KVM and Xen both have handling for this. The Linux KVM subsystem added split lock emulation so that guest split locks result in a VM exit rather than an uncontrolled bus lock that would impact host performance. From the guest’s perspective the lock still completes, but the hypervisor controls when and how, preventing a malicious or buggy guest from using split locks as a denial-of-service vector against the host.
This is not theoretical. CVE-2021-0089 describes exactly this scenario: a guest VM triggering bus locks to degrade the performance of co-located guests or the host itself. The fix required microcode updates alongside kernel changes, because the hardware detection needed to precede the bus lock completion.
Writing Code That Avoids Split Locks
The root cause is simple: a misaligned address used with an atomic operation. In C and C++, the standard way to guarantee alignment is alignas or _Alignas:
#include <stddef.h>
#include <stdint.h>
// Bad: could be placed at any alignment
uint64_t counter;
// Good: guaranteed to be 8-byte aligned, never crossing a cache line
alignas(8) uint64_t counter;
// Even better for cache performance: pad to cache line size
alignas(64) uint64_t counter;
For embedded or systems code working with memory-mapped registers or DMA buffers, alignment must be verified at the hardware protocol level, not just assumed from C layout rules.

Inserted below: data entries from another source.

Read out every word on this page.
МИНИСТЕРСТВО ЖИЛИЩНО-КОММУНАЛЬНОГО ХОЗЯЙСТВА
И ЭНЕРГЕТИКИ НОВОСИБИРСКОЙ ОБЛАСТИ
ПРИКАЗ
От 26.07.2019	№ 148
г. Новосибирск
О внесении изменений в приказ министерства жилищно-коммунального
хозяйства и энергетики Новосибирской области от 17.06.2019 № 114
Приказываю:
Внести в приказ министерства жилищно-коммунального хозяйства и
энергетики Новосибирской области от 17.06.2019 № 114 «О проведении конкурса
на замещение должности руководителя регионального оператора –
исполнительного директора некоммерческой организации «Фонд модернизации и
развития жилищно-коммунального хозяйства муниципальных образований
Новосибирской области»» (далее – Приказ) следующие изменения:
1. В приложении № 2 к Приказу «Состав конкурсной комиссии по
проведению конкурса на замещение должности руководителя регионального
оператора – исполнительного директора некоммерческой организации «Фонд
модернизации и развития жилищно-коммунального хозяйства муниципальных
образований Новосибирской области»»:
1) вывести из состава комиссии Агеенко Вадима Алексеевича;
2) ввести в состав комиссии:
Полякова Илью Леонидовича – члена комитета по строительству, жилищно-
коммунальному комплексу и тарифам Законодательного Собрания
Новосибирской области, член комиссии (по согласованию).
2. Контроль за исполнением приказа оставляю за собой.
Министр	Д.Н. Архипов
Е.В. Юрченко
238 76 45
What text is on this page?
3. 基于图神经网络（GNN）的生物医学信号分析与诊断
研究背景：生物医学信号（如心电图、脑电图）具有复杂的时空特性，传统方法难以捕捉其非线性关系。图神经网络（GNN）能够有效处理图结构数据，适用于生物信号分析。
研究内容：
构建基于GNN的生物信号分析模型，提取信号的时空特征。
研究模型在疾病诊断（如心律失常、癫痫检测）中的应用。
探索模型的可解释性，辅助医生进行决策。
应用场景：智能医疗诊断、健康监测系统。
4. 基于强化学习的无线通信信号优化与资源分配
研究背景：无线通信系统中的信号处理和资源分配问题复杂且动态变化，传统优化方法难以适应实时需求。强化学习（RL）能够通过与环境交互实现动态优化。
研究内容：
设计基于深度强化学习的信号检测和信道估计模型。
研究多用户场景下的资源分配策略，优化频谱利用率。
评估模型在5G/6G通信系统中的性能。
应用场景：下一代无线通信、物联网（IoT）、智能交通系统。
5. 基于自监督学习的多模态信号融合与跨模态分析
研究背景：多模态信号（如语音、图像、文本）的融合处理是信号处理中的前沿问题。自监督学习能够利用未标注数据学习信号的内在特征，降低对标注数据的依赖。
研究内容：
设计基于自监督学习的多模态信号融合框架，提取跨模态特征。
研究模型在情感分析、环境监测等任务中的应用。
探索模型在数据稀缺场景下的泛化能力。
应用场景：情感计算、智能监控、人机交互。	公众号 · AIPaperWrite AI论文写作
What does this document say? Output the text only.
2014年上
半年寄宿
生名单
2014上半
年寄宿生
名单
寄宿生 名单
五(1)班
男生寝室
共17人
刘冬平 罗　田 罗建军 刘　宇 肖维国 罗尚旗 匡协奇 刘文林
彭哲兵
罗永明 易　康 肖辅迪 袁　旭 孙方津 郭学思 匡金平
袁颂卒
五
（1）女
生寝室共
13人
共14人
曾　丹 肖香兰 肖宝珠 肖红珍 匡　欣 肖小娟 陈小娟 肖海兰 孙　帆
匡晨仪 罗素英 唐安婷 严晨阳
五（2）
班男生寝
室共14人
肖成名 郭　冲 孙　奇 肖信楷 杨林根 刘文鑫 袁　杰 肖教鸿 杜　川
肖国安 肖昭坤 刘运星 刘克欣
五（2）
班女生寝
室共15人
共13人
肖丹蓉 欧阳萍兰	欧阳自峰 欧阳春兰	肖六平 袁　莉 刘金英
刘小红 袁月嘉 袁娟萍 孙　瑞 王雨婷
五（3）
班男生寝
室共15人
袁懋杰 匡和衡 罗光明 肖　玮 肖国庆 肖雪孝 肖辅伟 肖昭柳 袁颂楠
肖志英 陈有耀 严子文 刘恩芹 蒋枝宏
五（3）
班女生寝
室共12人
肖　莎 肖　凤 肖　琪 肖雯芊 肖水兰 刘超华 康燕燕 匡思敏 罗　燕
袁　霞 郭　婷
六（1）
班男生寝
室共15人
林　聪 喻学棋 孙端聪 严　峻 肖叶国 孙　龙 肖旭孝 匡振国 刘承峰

A structure packed with __attribute__((packed)) can silently produce split locks if any field receiving atomic operations ends up misaligned.
In Rust, primitive types are aligned to their own size by default, and std::sync::atomic::AtomicU64 will always be 8-byte aligned. The language makes this much harder to get wrong unintentionally, though FFI and repr(packed) structs are still capable of producing the problem.
When reviewing assembly output, look for LOCK-prefixed instructions and verify that the operand addresses are naturally aligned. GCC and Clang can emit split-lock-generating code from otherwise normal-looking C, particularly when using packed structs, bitfields with atomic updates, or when volatile is used alongside unaligned pointer casts.
What the Chips and Cheese Investigation Adds
The Chips and Cheese article goes further than the kernel documentation by actually measuring split lock behavior across different microarchitectures and quantifying the system-wide impact with real benchmarks. The key value of that kind of low-level empirical investigation is that it tells you what actually happens on silicon rather than what the architecture manual says should happen. Those two things frequently differ in ways that matter for performance-sensitive code.
Microarchitectural behavior around memory serialization is an area where vendor documentation is often incomplete. The interaction between the MESIF protocol, the ring bus or mesh interconnect, and the legacy bus lock signal involves hardware decisions that are not fully specified. Empirical testing is frequently the only way to establish ground truth.
Practical Takeaways
Split locks are infrequent in well-written modern code, but they are not rare in legacy codebases, in code that does a lot of casting through packed structures, or in hypervisor and kernel code handling hardware with unusual memory layouts. The performance penalty when they do occur is severe enough to be observable at the application level, and in multi-tenant environments the blast radius extends beyond the offending process.
Enabling split_lock_detect=warn in development and staging environments costs nothing and gives you early warning before a subtle misalignment makes it into production. For new code, using language-level alignment guarantees and keeping atomic operations on naturally aligned addresses avoids the problem entirely. The x86 architecture will continue to support split locks indefinitely for compatibility reasons, but there is no reason to trigger them accidentally.